The opening had been delayed by 24 hours because the threat posed by Hurricane Irene had forced his installation team to remove an accompanying plaque and solar panels days before it was due to open. “They can get rained on, but they can’t be submerged,” Mr. Morris told The Observer.

“We left the stars in the water,” Mr. Morris said, “and some of them got skewed out of place, but we didn’t lose any.” He sounded elated. “Then we had to reprogram everything and there just wasn’t enough time.”

The project had cost $25,000 to install and was paid for by a variety of companies and foundations. It will be in place until there is no longer enough power from the sun to light them up at night—“probably the end of October or the beginning of November,” Mr. Morris said.

New York assemblyman Linda Rosenthal and Charles Renfro of Diller Scofidio + Renfro, the architecture firm behind the nearby High Line, were on hand to discuss their support for the project.

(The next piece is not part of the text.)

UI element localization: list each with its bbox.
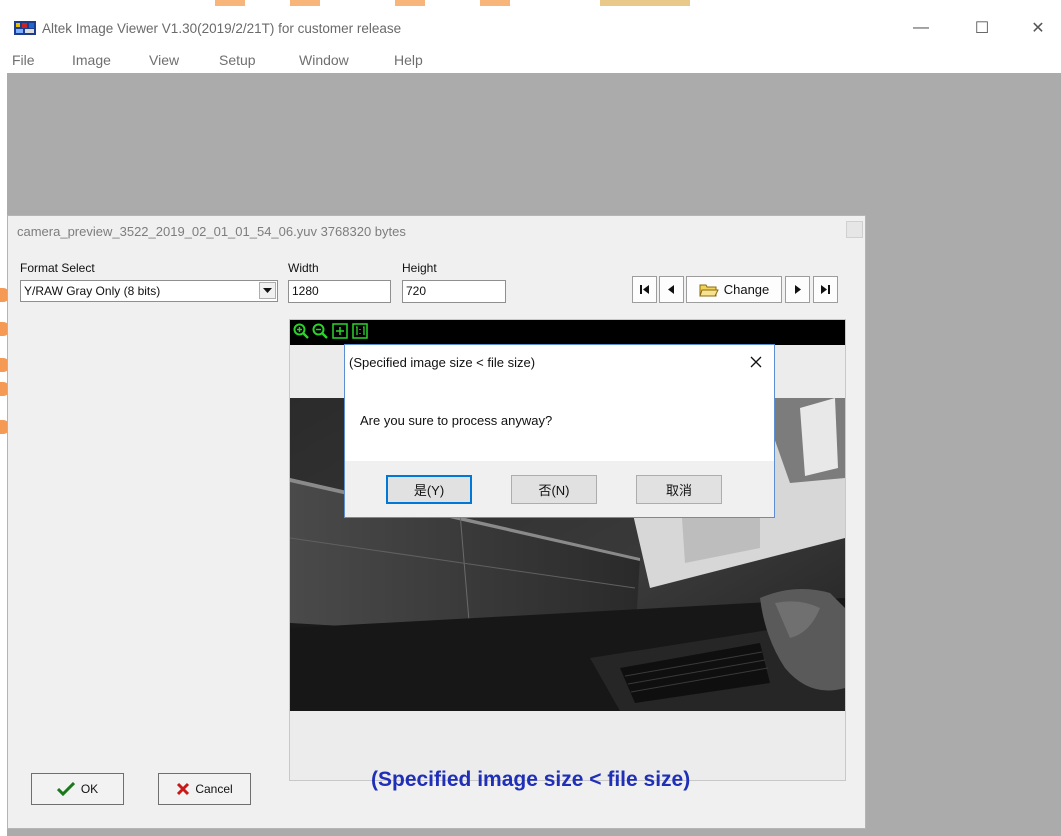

For Ms. Rosenthal, the work also has political significance. She is currently working to pass a bill that would create dark-sky reserves, light-free areas set aside to allow people to see the night sky, and promote new shades for streetlamps that would lessen their blinding glare. “At the moment I have a lot of opposition,” she said, “but something like this could really turn things around.”

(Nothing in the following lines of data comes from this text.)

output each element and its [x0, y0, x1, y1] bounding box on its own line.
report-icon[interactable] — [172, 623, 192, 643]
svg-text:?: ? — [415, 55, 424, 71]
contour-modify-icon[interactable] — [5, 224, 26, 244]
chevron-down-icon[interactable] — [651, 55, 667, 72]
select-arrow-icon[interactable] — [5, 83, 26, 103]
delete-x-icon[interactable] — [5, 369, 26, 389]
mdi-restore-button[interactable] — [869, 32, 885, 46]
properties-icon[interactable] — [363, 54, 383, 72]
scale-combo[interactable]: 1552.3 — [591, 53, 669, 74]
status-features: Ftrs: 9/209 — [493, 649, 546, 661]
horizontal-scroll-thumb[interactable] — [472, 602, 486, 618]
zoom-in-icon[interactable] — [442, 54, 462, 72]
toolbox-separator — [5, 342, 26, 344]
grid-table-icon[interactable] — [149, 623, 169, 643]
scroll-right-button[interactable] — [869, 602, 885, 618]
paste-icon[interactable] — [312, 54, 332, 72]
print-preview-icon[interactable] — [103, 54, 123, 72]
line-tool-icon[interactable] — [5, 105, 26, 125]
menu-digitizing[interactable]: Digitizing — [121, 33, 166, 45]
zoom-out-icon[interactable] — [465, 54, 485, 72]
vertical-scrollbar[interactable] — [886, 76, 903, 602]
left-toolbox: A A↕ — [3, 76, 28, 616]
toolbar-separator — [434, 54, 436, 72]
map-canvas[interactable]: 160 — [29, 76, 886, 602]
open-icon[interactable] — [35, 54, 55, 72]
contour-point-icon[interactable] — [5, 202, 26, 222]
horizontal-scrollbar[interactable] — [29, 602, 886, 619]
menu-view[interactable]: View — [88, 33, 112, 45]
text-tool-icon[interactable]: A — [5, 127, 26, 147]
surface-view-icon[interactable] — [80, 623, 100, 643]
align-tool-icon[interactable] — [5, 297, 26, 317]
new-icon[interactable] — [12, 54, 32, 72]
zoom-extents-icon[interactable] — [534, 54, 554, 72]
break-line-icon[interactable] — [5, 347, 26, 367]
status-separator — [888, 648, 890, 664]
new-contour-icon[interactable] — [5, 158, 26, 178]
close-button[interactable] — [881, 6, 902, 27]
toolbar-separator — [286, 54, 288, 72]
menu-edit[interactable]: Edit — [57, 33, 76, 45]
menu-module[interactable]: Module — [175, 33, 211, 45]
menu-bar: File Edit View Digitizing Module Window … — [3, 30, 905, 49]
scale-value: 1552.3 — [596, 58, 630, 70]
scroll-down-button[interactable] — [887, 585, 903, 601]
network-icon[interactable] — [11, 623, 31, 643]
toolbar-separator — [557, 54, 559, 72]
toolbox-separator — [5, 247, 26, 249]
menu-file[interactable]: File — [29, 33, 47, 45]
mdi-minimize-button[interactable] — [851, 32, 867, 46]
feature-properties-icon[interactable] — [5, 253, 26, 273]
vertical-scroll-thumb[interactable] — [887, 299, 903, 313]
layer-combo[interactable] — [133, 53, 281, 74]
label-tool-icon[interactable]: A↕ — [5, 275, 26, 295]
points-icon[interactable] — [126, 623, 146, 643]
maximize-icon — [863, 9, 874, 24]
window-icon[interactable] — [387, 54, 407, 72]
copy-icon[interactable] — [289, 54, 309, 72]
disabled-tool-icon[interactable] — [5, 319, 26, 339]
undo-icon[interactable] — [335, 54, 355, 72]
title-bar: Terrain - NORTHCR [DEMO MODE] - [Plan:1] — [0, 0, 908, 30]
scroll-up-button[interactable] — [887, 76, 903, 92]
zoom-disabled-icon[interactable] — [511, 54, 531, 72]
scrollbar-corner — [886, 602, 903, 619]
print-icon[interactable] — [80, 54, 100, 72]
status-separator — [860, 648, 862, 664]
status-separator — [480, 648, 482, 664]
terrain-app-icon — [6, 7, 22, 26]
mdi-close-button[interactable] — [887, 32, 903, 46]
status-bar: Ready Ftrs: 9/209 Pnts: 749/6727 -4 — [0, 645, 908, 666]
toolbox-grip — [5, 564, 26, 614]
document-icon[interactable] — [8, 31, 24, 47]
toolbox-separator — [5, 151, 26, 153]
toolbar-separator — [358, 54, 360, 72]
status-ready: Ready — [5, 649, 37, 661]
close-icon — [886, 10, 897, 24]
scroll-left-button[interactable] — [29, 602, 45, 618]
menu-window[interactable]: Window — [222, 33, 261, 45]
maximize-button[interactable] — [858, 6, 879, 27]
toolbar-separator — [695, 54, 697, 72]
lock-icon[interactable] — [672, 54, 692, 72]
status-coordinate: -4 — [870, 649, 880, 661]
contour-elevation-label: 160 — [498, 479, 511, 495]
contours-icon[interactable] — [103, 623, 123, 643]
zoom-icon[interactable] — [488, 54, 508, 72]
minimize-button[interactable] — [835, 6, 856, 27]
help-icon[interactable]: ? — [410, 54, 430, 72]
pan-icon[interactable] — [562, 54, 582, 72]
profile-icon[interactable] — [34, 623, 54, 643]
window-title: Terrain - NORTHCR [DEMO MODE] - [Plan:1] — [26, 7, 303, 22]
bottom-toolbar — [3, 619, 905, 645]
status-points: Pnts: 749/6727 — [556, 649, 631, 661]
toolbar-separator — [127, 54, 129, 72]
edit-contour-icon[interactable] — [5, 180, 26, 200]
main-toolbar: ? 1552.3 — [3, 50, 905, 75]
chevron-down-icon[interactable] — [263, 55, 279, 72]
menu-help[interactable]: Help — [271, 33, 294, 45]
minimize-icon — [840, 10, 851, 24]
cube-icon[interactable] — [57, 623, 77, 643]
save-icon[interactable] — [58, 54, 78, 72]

Mr. Renfro took a more philosophical approach to the work. “Reflecting the Stars links itself to realms near and distant,” he said. “It is a new way of observing our surroundings, helping us imagine the invisible if mankind were not so visible.”

New York has become a bastion for public art lovers of late. We asked Renfro how this was different from public art elsewhere in the city.

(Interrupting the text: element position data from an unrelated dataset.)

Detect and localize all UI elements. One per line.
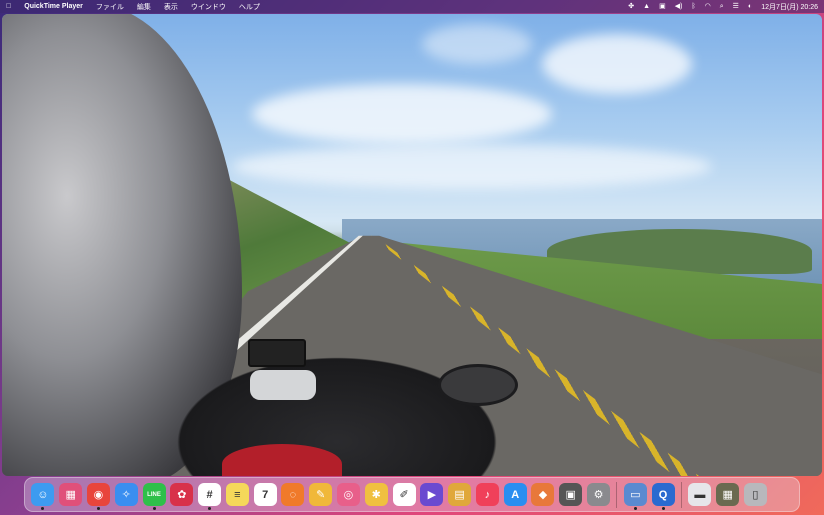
screenshot-glyph: ◎ (343, 489, 354, 501)
running-indicator (633, 507, 637, 510)
photos-glyph: ✱ (371, 489, 381, 501)
menu-help[interactable]: ヘルプ (239, 2, 260, 12)
dock-music-icon[interactable]: ♪ (475, 483, 499, 506)
music-glyph: ♪ (484, 488, 491, 501)
package-glyph: ◆ (538, 489, 548, 501)
dock-pencil-app-icon[interactable]: ✎ (309, 483, 333, 506)
menu-view[interactable]: 表示 (164, 2, 178, 12)
dock-launchpad-icon[interactable]: ▦ (59, 483, 83, 506)
folder-app-glyph: ▤ (454, 489, 465, 501)
line-glyph: LINE (147, 491, 161, 498)
control-center-icon[interactable]: ✤ (628, 0, 634, 13)
dock-notes-icon[interactable]: ≡ (225, 483, 249, 506)
menu-window[interactable]: ウインドウ (191, 2, 226, 12)
control-strip-icon[interactable]: ☰ (733, 0, 739, 13)
dock-screenshot-icon[interactable]: ◎ (336, 483, 360, 506)
notes-glyph: ≡ (234, 488, 241, 501)
dock-separator (616, 481, 618, 508)
calculator-glyph: ▣ (565, 489, 576, 501)
preview-glyph: ▭ (630, 489, 641, 501)
screen-icon[interactable]: ▣ (659, 0, 666, 13)
apple-menu-icon[interactable]:  (6, 3, 11, 10)
menu-clock[interactable]: 12月7日(月) 20:26 (761, 2, 818, 12)
quicktime-glyph: Q (658, 488, 668, 501)
chrome-glyph: ◉ (93, 489, 104, 501)
downloads-stack-glyph: ▬ (694, 488, 706, 501)
menu-bar:  QuickTime Player ファイル 編集 表示 ウインドウ ヘルプ … (0, 0, 824, 13)
dock-activity-icon[interactable]: ◌ (281, 483, 305, 506)
siri-icon[interactable]: ◐ (748, 0, 752, 13)
dock-folder-app-icon[interactable]: ▤ (448, 483, 472, 506)
dock-system-preferences-icon[interactable]: ⚙ (587, 483, 611, 506)
dock-downloads-stack-icon[interactable]: ▬ (688, 483, 712, 506)
instrument-cluster (250, 370, 316, 400)
launchpad-glyph: ▦ (65, 489, 76, 501)
dock-documents-stack-icon[interactable]: ▦ (716, 483, 740, 506)
vpn-icon[interactable]: ▲ (643, 0, 650, 13)
running-indicator (661, 507, 665, 510)
dock-line-icon[interactable]: LINE (142, 483, 166, 510)
app-menu[interactable]: QuickTime Player (24, 3, 83, 10)
wifi-icon[interactable]: ◠ (705, 0, 711, 13)
menu-edit[interactable]: 編集 (137, 2, 151, 12)
bluetooth-icon[interactable]: ᛒ (691, 0, 695, 13)
volume-icon[interactable]: ◀) (675, 0, 683, 13)
dock-finder-icon[interactable]: ☺ (31, 483, 55, 510)
dock-calendar-icon[interactable]: 7 (253, 483, 277, 506)
dock-separator (680, 481, 682, 508)
textedit-glyph: ✐ (399, 489, 409, 501)
dock-textedit-icon[interactable]: ✐ (392, 483, 416, 506)
menu-file[interactable]: ファイル (96, 2, 124, 12)
slack-glyph: # (206, 488, 213, 501)
running-indicator (41, 507, 45, 510)
dock-photos-icon[interactable]: ✱ (364, 483, 388, 506)
running-indicator (208, 507, 212, 510)
dock-imovie-icon[interactable]: ▶ (420, 483, 444, 506)
pencil-app-glyph: ✎ (316, 489, 326, 501)
dock-quicktime-icon[interactable]: Q (651, 483, 675, 510)
app-store-glyph: A (511, 488, 520, 501)
imovie-glyph: ▶ (427, 489, 437, 501)
dock-app-store-icon[interactable]: A (503, 483, 527, 506)
trash-glyph: ▯ (752, 489, 759, 501)
running-indicator (152, 507, 156, 510)
finder-glyph: ☺ (37, 488, 49, 501)
dock-trash-icon[interactable]: ▯ (743, 483, 767, 506)
documents-stack-glyph: ▦ (722, 489, 733, 501)
dock-chrome-icon[interactable]: ◉ (86, 483, 110, 510)
safari-glyph: ✧ (121, 489, 131, 501)
dock: ☺ ▦ ◉ ✧ LINE ✿ # ≡ 7 ◌ ✎ ◎ ✱ ✐ ▶ ▤ ♪ A ◆ ▣ ⚙ ▭ Q ▬ ▦ ▯ (24, 477, 800, 512)
side-mirror (438, 364, 518, 406)
running-indicator (96, 507, 100, 510)
dock-scrobbles-icon[interactable]: ✿ (170, 483, 194, 506)
video-player-window[interactable] (2, 14, 822, 476)
gps-navigator (248, 339, 306, 367)
dock-slack-icon[interactable]: # (198, 483, 222, 510)
dock-preview-icon[interactable]: ▭ (623, 483, 647, 510)
dock-safari-icon[interactable]: ✧ (114, 483, 138, 506)
dock-calculator-icon[interactable]: ▣ (559, 483, 583, 506)
scrobbles-glyph: ✿ (177, 489, 187, 501)
calendar-glyph: 7 (262, 488, 269, 501)
activity-glyph: ◌ (289, 488, 297, 501)
system-preferences-glyph: ⚙ (593, 489, 604, 501)
search-icon[interactable]: ⌕ (720, 0, 724, 13)
fuel-tank (222, 444, 342, 476)
dock-package-icon[interactable]: ◆ (531, 483, 555, 506)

“I like the city’s public art,” he said. “But this has the whimsy of The High Line; it connects with something else.”

Later, Mr. Morris told the crowd that Buddhism advises its devotees to go out and look up at the night sky in order to relieve stress. We tried to imagine looking up at his LED stars from the bottom of the Hudson, but we couldn’t quite manage it.

“We look down at the stars today,” we thought, as the blue-white lights flickered on and off in their constellations in the now dark, starless sky.